Kaur's advocacy is shaped by her multifaceted identity: as a South Asian woman, a Sikh American, a child of working-class immigrants, and a domestic violence survivor. She’s passionate about labor and immigrant rights, empowering women, and fighting gender-based violence. As a college student, she presented research to the United Nations on politically charged sexual violence in Kenya and Syria, moderated a panel on child marriage, and co-founded RefuGirl, an organization supporting young women through leadership and mentorship. Politics is personal to her—she’s seen the barriers an elderly family member faced in obtaining a green card and accessing disability and language support. “I am more interested in understanding how to make resources more accessible for AAPI folks looking to become acclimated and integrated into the United States,” she said when she applied to OCA.
OCA placed Kaur as a policy and advocacy intern at the National Asian Pacific American Women’s Forum, where she focused on immigration and reproductive health injustice affecting AAPI women and families. She felt this was a great time for her to be doing this kind of meaningful work because this was during the first Trump administration, where immigrant and abortion rights were under attack. She lobbied members of Congress in coalition with reproductive justice organizations, contributed to a report on the effects of detention and deportation on Southeast Asian American women and families, read pages of Supreme Court decisions and analyzed their impact, and rallied outside of SCOTUS as critical rulings on reproductive rights and immigration unfolded. “It really felt like watching history unfurl,” she says of her time in D.C.
Jaslin Kaur (back row, center) with OCA summer interns and OCA’s CEO Ken Lee at the OCA National Convention awards gala in Washington, D.C. (2018)
The OCA internship helped solidify Kaur’s values during a time of transition. She had just graduated from community college, relocated to D.C. from New York City for the program, and was still figuring out her life’s purpose. Witnessing what other AAPIs were doing in the nation’s capital made her realize advocacy didn’t have to be a side passion. “This was something I could do for my career,” she says. Organizing, she learned, could be practiced daily to support one’s community. “There’s value in dedicating your life’s work to causes that really matter.”

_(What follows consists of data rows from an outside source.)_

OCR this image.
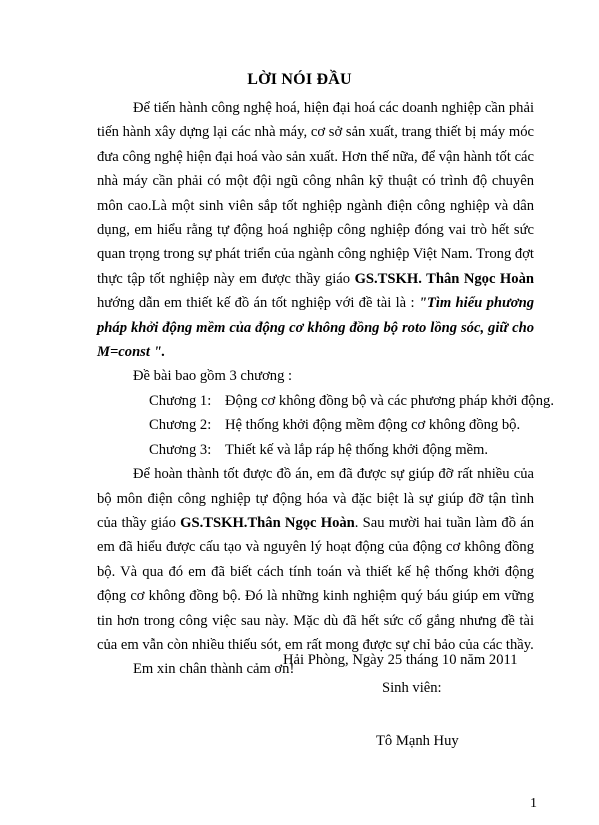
LỜI NÓI ĐẦU

Để tiến hành công nghệ hoá, hiện đại hoá các doanh nghiệp cần phải tiến hành xây dựng lại các nhà máy, cơ sở sản xuất, trang thiết bị máy móc đưa công nghệ hiện đại hoá vào sản xuất. Hơn thế nữa, để vận hành tốt các nhà máy cần phải có một đội ngũ công nhân kỹ thuật có trình độ chuyên môn cao.Là một sinh viên sắp tốt nghiệp ngành điện công nghiệp và dân dụng, em hiểu rằng tự động hoá nghiệp công nghiệp đóng vai trò hết sức quan trọng trong sự phát triển của ngành công nghiệp Việt Nam. Trong đợt thực tập tốt nghiệp này em được thầy giáo GS.TSKH. Thân Ngọc Hoàn hướng dẫn em thiết kế đồ án tốt nghiệp với đề tài là : "Tìm hiểu phương pháp khởi động mềm của động cơ không đồng bộ roto lồng sóc, giữ cho M=const ".

Đề bài bao gồm 3 chương :

Chương 1: Động cơ không đồng bộ và các phương pháp khởi động.

Chương 2: Hệ thống khởi động mềm động cơ không đồng bộ.

Chương 3: Thiết kế và lắp ráp hệ thống khởi động mềm.

Để hoàn thành tốt được đồ án, em đã được sự giúp đỡ rất nhiều của bộ môn điện công nghiệp tự động hóa và đặc biệt là sự giúp đỡ tận tình của thầy giáo GS.TSKH.Thân Ngọc Hoàn. Sau mười hai tuần làm đồ án em đã hiểu được cấu tạo và nguyên lý hoạt động của động cơ không đồng bộ. Và qua đó em đã biết cách tính toán và thiết kế hệ thống khởi động động cơ không đồng bộ. Đó là những kinh nghiệm quý báu giúp em vững tin hơn trong công việc sau này. Mặc dù đã hết sức cố gắng nhưng đề tài của em vẫn còn nhiều thiếu sót, em rất mong được sự chỉ bảo của các thầy.

Em xin chân thành cảm ơn!

Hải Phòng, Ngày 25 tháng 10 năm 2011
Sinh viên:
Tô Mạnh Huy
1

While she didn’t know it then as a 21-year-old student, Kaur—now almost 30—points to her OCA internship as a catalyst for her run for public office. In 2021, she ran for New York City Council on a platform of transit justice, housing justice, and support for labor unions and gig economy workers, garnering support from Senator Bernie Sanders, 1199 SEIU, Run For Something, and the Working Families Party. “It was because I cared so much about how good legislation can change people’s lives,” she says of her decision to run. Being surrounded by young Asian Americans with similar ambitions during the OCA internship made her feel at home, and the experience “set me up for something that was much bigger than myself.” The city council seat had never been represented by an Asian American or a woman, and seeing AAPI women in leadership positions during her internship gave her “something bigger to strive for.”
Jaslin Kaur with “get out the vote” canvassers for her campaign for New York City Council. (June 2021) / Photo Credit: Facebook: Jaslin Kaur for City Council District 23
Though she didn’t win that race—she placed second in a crowded primary—Kaur remained committed to her community. Her father, a taxi driver, was deeply affected by the 2014 taxi medallion market crash caused by predatory loans, leaving her family in massive debt; she had to drop out of university because they couldn’t afford tuition. (She later earned her bachelor’s degree from Hunter College.) After her campaign, she organized with the New York Taxi Workers Alliance, a 21,000-member union, to win $350 million in debt relief for cab drivers. “It’s one of the craziest, most life-changing things I’ve done with my life,” she reflects. Even without winning the election, she achieved one of the goals that inspired her to run in the first place.
Today, Kaur is the senior manager of community outreach and civic engagement at the Sikh American Legal Defense and Education Fund, the nation’s oldest Sikh advocacy organization. She focuses on outreach to Sikh Americans with little civic engagement, especially those with lower English proficiency, empowering them to become informed participants in the political process. She’s worked closely with houses of worship and faith leaders, developed a nonpartisan 2024 presidential election guide, and conducted “Know Your Rights” trainings in Punjabi and English. “I’m really glad I get to do what I do now,” she says. Whether through advocacy, campaigning, or community education, Kaur’s commitment to uplifting her community remains unwavering.